Conflict resolution therapy rests on the premise that unpleasant negative feelings emerge in response to situations of conflict. If effective conflict resolution skills enable the triggering conflict to move to resolution, well-being resumes. If conflict resolution skills are insufficient however, negative feelings continue to fester and grow.
This premise applies to conflicts within a person– conflicts for instance between someone’s desires and what they feel they should do. It applies similarly to conflicts between people, such as between a co spouses, a parent and child, or co-workers–and to conflicts between people and difficult circumstances such as illness or economic difficulties. The therapy methods therefore are useful for helping distraught individuals, couples, and/or families.
The primary job of a therapist therefore is to guide clients to a healthy win-win resolution of their upsetting conflicts, that is of the issues, problems and differences that have provoked negative feelings. A win-win resolution results in removal of depression, anxiety, anger and other negative emotions.
In addition to facilitating resolution of existing conflicts, however, conflict resolution treatment teaches the skills that will enable clients to address future upsetting circumstances more effectively on their own.

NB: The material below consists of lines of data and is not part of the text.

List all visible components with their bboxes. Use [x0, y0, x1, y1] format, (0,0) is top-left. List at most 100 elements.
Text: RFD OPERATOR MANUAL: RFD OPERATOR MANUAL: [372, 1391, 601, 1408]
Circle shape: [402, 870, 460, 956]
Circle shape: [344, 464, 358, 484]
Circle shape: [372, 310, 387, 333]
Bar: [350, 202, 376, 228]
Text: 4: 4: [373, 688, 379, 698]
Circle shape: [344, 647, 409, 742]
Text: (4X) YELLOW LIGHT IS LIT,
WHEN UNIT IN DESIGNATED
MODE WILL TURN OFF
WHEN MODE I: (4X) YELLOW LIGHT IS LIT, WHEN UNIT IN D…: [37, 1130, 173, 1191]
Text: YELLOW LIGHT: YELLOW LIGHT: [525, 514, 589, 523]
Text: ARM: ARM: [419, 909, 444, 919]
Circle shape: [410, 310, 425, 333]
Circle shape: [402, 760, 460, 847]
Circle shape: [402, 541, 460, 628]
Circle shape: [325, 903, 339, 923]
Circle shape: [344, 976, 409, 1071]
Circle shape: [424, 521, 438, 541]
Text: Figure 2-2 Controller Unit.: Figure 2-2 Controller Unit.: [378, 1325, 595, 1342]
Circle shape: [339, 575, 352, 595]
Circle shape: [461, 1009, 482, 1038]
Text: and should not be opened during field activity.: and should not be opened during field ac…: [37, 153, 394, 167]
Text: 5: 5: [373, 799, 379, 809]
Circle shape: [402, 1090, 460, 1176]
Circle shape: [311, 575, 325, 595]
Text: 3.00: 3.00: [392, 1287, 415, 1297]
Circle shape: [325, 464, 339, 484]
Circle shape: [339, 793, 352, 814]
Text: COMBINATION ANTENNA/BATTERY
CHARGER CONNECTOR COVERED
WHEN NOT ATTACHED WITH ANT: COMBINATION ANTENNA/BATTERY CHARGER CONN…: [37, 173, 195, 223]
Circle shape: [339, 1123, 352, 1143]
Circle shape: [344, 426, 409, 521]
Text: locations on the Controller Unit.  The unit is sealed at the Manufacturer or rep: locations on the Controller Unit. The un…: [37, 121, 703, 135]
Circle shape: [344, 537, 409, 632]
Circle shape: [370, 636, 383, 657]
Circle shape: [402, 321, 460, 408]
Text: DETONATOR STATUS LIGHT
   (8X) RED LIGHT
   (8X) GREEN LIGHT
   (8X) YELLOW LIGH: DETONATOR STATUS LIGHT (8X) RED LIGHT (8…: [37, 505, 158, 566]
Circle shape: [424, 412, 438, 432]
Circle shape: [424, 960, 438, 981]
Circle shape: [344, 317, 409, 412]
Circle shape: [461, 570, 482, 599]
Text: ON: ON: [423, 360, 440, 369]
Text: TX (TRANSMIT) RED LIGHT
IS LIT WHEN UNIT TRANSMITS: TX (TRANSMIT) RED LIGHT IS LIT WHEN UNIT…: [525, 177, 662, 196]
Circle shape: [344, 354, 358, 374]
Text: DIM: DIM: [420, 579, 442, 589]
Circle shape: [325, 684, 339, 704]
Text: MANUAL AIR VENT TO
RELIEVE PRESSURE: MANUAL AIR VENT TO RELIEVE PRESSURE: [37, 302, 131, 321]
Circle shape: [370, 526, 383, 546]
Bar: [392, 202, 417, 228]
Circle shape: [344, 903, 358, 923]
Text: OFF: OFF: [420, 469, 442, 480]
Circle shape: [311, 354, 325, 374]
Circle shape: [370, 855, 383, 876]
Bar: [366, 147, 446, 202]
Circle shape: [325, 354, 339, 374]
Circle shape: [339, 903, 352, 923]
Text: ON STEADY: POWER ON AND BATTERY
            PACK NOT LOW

A conflict resolution therapist thus wears three hats:
1) Guide. A conflict resolution therapist offers skilled mediation guidance, leading clients through to win-win resolution of both their conflicts.
2) Coach. A conflict resolution therapist teaches the repertoir of techniques of conflict resolution that enable people to sustain personal well-being and smooth-flowing relationships. These techniques include communication skills, emotional self-regulation, ample expression of positive feelings, and collaborative problem-solving.
3) Healer. Conflict resolution interventions heal troubled relationships, and also relieve individuals’ distressed feelings such as anxiety, depression, anger and generalized upset.